Examples of such incidents abound and the nature of the crime is always the same. A group of thugs in the garb of teaching the messages of Allah and his Messenger regularly indulge in such heinous crimes and, although some are brought before the courts of law, most remain untouched,  often sheltered by powerful local political and social touts. The main accused, Sirajuddaula, was also sheltered by two local thugs, Nuruddin and Shadat, who were instrumental in organising the rallies on March 28 and 30, demanding the release of Sirajuddaula. They even used the young students of the same madrasa to join the rally, which is seen as an outrageous act.

Prime Minister Sheikh Hasina has instructed all the concerned organs of government to ensure that the killers of Nusrat get the most severe punishment for the crimes they committed. But if the past is a reference point, many would not be surprised if Sirajuddaula and his band of thugs were set scot-free, taking advantage of loopholes in the law. Criminal laws in this country are often used to protect the perpetrators and not give justice to the victims. This has happened in many cases. Now, however, the Law Minister has announced that, if necessary, the case will be heard in a special tribunal. It should not be dependent only on necessity but on the expectation of the common people and the Prime Minister and the trial should begin immediately. Capital punishment should be ensured for Sirajuddaula and his band of thugs and all those found guilty.

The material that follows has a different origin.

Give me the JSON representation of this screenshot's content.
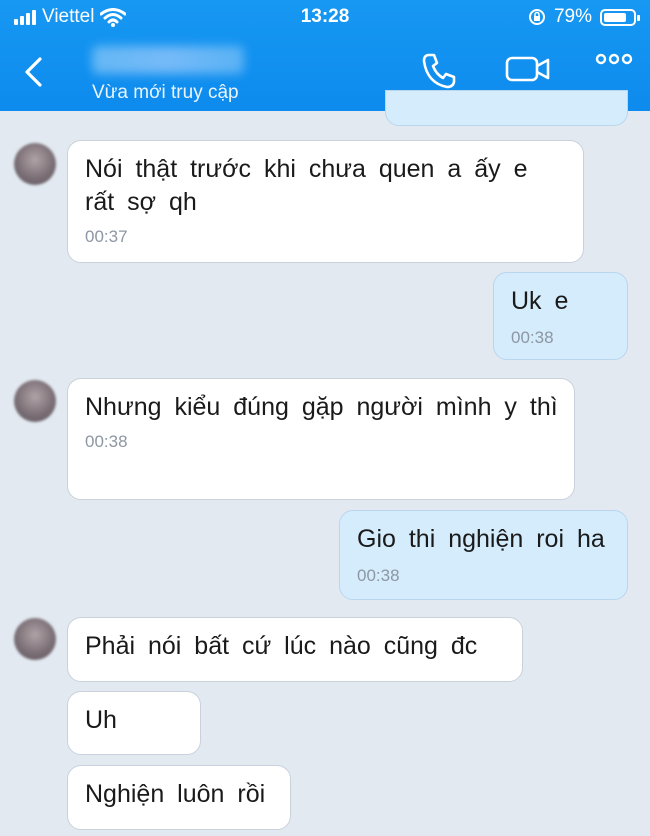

It is again time to rethink the future of Quomi Madrasas in this country. The reality is that one cannot deny their existence but they need to be reformed to meet the needs of the time. Other countries have done so; why should Bangladesh lag behind? Even Pakistan, which thrives on violence, militancy and religious intolerance, took a bold step in 2014, when it shut down 182 madrasas after the deadly shooting in a Peshawar school in 2014 which killed 134 children and 9 adults. Bangladesh may find it difficult to close down these madrasas but it can surely put a cap on their mushroom growth when they are run by half-educated Mullahs. They need to be encouraged to create Islamic scholars and thinkers, as they did from the 9th to 16th centuries.

In a directive by the High Court Division of the Bangladesh Supreme Division directed all the education institutions of the country to form a committee for hearing of cases relating to sexual harassment and making sure that the committee includes at least a woman member from outside in each such committee. Why should madrasas be left out of it?  

May the soul of Nusrat Jahan Rafi rest in peace! She is our daughter and now the beloved daughter of the nation.

Bangla New Year wishes to all my readers.